One of Tallahassee’s native sons returned home late last month when former Florida State wide receiver Ron Dugans was announced as the new coach of the position and at the school where he once played.
Dugans, who played for the Seminoles from 1995-99 after attending Florida A&M High School, never got the national accolades that others in the receiving corps like Peter Warrick nor had the lengthy NFL career like Laveranues Coles did, but was involved in many big moments. In his final game at FSU, Dugans finished with 99 yards receiving and two touchdowns, including the one that put the Seminoles ahead for good, in a 46-29 Sugar Bowl victory over Virginia Tech for the national championship.
The year prior in a 23-16 loss to Tennessee in the Fiesta Bowl for the national title, Dugans led FSU with a then career-high 135 yards receiving on six catches and for over 57 percent of the Seminoles’ total offense. That came one game after Dugans caught a 46-yard touchdown to help cement a 23-12 victory over Florida in a top-5 match-up in Tallahassee.
“To see him get into coaching, it’s not a surprise,” said Todd Frier, a former defensive back who was part of Dugans’ incoming class. “When you’ve competed and lost and competed and won, you know what it takes. Ron knows how and why we had success and all the work we put into it.”
Dugans will be part of a new-look offensive staff for head coach Willie Taggart that includes first-year offensive coordinator Kendal Briles and likely offensive line coach Randy Clements. Frier noted that he was said to see former teammate Greg Frey leave. As for Dugans, Frier recalls Dugans’ speed, strength and 40-inch vertical, but that wasn’t the only thing that stood out about him as a player.
“Ron was always a real likable person,” Frier recalls. “He was the ultimate competitor. He was always a hard worker. As a player, he just flat-out outworked people.”
After a short career in the NFL with the Cincinnati Bengals, Dugans first joined the coaching ranks as a graduate assistant at FSU in 2005. Full-time stops since then include Georgia Southern, Louisville, South Florida where he worked under Taggart and most recently, Miami.

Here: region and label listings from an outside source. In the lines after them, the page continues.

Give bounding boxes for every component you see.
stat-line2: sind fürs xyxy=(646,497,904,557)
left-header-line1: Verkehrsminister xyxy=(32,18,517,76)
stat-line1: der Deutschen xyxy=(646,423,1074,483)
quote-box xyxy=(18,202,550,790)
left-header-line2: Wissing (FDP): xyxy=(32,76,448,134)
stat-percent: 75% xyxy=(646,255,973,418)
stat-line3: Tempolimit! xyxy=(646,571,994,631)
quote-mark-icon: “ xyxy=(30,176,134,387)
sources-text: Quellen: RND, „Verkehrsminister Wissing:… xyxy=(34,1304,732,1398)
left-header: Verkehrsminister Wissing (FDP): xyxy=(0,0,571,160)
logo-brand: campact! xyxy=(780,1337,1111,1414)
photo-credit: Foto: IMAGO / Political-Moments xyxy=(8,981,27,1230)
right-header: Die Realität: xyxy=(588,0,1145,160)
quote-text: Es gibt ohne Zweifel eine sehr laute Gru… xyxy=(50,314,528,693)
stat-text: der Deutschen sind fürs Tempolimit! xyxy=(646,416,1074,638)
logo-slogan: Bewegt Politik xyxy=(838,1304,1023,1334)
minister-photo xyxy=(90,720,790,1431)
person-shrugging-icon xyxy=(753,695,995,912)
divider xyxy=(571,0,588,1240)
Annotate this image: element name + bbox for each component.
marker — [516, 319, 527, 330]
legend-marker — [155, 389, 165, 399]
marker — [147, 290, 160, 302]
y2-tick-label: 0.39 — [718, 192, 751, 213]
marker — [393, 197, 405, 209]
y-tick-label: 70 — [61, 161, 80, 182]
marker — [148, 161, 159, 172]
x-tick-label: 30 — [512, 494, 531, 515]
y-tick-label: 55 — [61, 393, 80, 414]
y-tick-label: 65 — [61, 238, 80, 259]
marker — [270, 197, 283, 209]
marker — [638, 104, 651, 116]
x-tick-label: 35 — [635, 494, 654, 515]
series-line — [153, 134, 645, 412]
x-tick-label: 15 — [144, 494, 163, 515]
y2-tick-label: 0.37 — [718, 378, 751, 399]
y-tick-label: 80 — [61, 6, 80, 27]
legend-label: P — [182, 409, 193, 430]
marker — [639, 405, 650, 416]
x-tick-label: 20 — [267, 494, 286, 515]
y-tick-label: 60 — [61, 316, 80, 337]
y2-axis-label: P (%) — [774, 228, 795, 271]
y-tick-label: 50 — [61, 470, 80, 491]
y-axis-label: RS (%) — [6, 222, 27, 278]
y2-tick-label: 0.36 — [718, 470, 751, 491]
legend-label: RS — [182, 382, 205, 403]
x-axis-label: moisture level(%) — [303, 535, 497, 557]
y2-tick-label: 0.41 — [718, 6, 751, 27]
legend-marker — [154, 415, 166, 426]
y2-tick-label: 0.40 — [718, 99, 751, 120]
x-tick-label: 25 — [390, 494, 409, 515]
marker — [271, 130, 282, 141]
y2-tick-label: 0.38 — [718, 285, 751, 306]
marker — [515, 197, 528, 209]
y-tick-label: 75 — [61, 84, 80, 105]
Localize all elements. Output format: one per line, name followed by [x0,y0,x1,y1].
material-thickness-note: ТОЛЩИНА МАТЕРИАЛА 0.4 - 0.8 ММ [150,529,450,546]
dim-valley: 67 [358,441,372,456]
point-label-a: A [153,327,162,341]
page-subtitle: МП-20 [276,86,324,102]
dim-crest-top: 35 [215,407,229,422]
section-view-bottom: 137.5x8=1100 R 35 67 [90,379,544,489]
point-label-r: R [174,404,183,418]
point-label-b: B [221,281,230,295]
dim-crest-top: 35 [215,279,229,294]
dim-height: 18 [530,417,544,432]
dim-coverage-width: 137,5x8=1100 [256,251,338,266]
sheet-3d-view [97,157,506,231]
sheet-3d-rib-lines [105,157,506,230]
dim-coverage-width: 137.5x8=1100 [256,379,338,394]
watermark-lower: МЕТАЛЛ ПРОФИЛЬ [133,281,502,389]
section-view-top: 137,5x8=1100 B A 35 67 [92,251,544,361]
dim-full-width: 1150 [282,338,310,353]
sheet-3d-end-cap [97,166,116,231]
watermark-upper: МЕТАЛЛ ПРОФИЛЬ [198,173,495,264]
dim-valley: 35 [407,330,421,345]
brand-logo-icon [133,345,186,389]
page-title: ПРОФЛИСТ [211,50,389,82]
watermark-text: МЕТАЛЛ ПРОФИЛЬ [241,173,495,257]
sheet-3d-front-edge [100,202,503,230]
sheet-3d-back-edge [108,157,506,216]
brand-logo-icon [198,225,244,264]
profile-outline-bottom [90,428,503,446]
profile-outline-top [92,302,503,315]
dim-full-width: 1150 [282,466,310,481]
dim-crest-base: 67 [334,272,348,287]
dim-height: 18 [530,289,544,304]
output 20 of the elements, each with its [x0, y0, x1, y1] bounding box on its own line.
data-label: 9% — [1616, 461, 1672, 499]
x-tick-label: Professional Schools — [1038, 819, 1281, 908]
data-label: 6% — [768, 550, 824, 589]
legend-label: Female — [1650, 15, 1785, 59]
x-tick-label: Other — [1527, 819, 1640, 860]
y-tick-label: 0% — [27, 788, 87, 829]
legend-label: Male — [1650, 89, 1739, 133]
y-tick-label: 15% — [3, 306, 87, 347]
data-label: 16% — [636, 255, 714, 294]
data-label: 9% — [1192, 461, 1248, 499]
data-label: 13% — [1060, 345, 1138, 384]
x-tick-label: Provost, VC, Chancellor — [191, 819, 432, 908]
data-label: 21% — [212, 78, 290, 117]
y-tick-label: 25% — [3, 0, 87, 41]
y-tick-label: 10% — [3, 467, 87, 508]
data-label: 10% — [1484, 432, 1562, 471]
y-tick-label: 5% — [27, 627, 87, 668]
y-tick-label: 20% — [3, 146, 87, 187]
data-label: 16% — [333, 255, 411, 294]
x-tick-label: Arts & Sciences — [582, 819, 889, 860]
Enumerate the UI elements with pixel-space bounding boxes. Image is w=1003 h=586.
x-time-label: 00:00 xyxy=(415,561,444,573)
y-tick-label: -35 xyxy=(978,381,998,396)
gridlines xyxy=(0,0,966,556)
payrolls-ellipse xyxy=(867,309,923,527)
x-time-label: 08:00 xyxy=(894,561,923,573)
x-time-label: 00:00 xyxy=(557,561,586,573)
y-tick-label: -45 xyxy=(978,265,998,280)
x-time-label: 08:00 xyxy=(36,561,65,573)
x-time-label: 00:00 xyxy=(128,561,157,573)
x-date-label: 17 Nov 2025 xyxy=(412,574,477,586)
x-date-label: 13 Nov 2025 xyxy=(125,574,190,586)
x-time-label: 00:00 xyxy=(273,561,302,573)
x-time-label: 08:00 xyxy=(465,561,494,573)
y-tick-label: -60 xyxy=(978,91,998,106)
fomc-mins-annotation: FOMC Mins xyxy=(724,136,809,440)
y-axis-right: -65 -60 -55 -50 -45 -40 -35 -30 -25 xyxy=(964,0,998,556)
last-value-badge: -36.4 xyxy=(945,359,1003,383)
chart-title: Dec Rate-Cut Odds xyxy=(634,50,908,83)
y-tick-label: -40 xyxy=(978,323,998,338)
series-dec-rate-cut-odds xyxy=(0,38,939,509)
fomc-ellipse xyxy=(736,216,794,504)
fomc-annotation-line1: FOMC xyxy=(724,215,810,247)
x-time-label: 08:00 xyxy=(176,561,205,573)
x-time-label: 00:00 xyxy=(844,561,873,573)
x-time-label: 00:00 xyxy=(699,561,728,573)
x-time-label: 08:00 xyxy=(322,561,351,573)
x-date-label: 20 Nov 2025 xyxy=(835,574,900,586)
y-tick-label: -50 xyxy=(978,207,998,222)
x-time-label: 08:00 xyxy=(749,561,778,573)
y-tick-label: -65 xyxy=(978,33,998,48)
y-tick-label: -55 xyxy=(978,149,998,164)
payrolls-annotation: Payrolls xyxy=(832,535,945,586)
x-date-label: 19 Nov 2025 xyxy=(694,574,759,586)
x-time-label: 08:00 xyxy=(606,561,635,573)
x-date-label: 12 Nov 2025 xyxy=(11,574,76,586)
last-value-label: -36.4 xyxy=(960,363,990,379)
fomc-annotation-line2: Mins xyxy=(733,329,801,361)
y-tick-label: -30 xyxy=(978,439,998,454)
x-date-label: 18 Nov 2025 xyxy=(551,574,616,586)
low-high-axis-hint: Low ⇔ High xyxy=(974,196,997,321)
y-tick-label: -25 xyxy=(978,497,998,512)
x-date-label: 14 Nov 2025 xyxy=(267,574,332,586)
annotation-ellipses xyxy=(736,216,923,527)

“Ron has always been a leader and a motivator,” said Tarlos Thomas, a 3-year starter at tackle for FSU from 1998-2000. “I can remember the Clemson game in 1999 when we weren’t playing good at all in the first half.
“I can remember him coming into the locker room at halftime and talking to the offensive line about protecting the quarterback and also assuring us that if we protected the quarterback, the receivers will get it together and do their job. He’s always been that type of guy.”
Famously referred to as Bowden Bowl I for the father-son head coaching match-up featuring Florida State’s Bobby Bowden and Clemson’s Tommy Bowden, Florida State overcame a 14-3 halftime deficit to top Clemson at Death Valley, 17-14. Dugans finished with 83 yards receiving on seven catches, including three on the drive that set up Sebastian Janikowski’s game-winning field goal with 5:26 remaining.
Frier said Dugans’ intensity and work ethic was magnified prior to the 1999 national championship season when both players were redshirt seniors.
“It kind of caught wind with our whole senior class,” Frier said. “When we came in, we thought we’d win two or three national championships. By the time our senior year came around, we had lost two and we hadn’t won one yet. He was always just such a hard worker. Ron being there gives me hope that things can go back to being the way they were.”